Home > Injured soldiers say they’re languishing at Ft. Lewis for no reason

Injured soldiers say they’re languishing at Ft. Lewis for no reason

by Open-Publishing - Thursday 2 September 2004

By ANDREW KRAMER

FORT LEWIS — About a dozen Oregon National Guard soldiers say they languished for months at Fort Lewis because the Army lacked a protocol to allow them to return to Oregon to convalesce.

The wounded soldiers also waited hours for doctor appointments, were forced to fill out confusing paperwork and faced months of delays regarding their benefits, they told Brig. Gen. Raymond Byrne, acting adjutant general of the Oregon National Guard, yesterday.

"I feel that the system is lacking all common guidance," Sgt. William Harris of Bend said.

"I don’t have anything to fall back on. There’s nothing for me here on the inside, and nothing on the outside."

Guard officials concede the soldiers, some of whom had only slight injuries, could have returned to their families, perhaps commuting to a base or a clinic for care.

The problem arose from an oversight in the Army’s war planning, which failed to anticipate the large number of wounded soldiers returning from wars in Iraq and Afghanistan, said Col. Douglas Eliason, chief medical officer with the Oregon Guard.

He said a new program introduced in Oregon two weeks ago will send more Guard members home to heal. Under the program, soldiers will be provided with a job suited to their injuries at a National Guard armory and given treatment options at a Veterans Affairs clinic or with private doctors.

Around the country, close to 5,000 reserve and Guard soldiers are receiving medical care at active-duty bases because of the military’s reliance on reserve soldiers for the occupation of Iraq and the war in Afghanistan.

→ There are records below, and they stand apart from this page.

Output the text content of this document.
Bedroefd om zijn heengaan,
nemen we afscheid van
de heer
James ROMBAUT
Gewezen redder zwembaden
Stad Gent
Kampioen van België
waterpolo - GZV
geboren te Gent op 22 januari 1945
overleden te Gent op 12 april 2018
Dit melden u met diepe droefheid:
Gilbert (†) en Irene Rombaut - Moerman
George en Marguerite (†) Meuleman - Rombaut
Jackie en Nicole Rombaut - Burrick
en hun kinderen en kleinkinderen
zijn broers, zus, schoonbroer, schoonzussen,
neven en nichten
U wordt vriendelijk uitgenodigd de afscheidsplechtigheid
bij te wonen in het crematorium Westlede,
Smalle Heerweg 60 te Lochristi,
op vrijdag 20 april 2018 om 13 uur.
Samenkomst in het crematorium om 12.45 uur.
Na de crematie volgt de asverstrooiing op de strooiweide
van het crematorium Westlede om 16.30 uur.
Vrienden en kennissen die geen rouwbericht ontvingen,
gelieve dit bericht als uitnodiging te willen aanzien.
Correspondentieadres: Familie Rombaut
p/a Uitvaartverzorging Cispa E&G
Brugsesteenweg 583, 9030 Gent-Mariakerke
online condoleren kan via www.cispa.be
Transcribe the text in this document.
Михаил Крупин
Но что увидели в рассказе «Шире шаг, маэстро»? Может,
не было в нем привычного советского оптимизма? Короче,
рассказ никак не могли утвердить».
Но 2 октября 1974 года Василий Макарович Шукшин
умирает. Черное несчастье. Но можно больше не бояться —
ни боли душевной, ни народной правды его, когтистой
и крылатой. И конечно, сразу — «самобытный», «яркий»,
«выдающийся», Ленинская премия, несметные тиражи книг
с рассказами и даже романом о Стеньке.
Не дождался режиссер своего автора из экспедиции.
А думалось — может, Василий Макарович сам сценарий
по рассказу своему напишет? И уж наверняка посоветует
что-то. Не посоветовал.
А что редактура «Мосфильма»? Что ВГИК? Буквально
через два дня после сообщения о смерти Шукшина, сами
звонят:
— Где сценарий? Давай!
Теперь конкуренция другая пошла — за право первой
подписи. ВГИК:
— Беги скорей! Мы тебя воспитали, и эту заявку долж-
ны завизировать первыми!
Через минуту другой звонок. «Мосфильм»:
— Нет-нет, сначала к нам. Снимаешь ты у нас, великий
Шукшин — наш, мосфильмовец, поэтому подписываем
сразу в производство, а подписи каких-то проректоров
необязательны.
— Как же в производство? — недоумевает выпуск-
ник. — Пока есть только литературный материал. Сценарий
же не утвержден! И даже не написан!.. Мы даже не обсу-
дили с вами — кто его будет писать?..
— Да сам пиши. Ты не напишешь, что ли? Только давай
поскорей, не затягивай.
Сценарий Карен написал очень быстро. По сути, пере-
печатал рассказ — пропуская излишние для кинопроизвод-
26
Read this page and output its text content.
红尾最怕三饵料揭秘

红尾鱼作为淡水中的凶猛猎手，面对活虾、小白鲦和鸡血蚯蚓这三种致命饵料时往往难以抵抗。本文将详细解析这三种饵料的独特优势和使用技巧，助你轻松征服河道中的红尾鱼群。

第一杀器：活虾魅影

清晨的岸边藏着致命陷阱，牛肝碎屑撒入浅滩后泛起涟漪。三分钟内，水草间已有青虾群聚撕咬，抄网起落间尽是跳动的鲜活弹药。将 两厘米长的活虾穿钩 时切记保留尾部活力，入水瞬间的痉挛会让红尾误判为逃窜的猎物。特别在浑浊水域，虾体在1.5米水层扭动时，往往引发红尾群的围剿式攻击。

From Oregon, 49 National Guard soldiers are convalescing from wounds at Army bases around the country — some because they need specialized care for severe injuries, but many because the Army had no system to allow them to return home. Twenty-six of them are at Fort Lewis.

"Nobody really anticipated we would have a demand like this," Eliason said.

"They’re on a remote post, with people they don’t know, and far from their support system of friends and family," he said. "There’s certainly some anger with these soldiers."

The soldiers discussed their problems yesterday at the meeting with Byrne, who shook their hands and thanked them for their service.

The soldiers, in turn, loosed an angry tirade about Army red tape and, some said, inferior medical care.

"If you guys expect us to just sit here and suck it all in, I’m sorry, sir," Harris said. "With all due respect, I’ve lost my respect for the uniform."

Away from their families, the soldiers said they had little to do but languish in the barracks between doctor visits.

Sgt. Rick Hardy of Milton-Freewater ruptured a spinal disc in a rollover accident in northern Iraq eight months ago.

He has medical appointments about twice a week at Fort Lewis, but no other duties.

He said he spends his days walking in a forest and photographing Mount Rainier, which is visible from the base.

"I just want to go home," he said. "I want to be demobilized."

Byrne said the Guard would investigate the soldiers’ concerns and try to untangle the skein of Army policies, VA rules and state laws that kept the soldiers at base unnecessarily.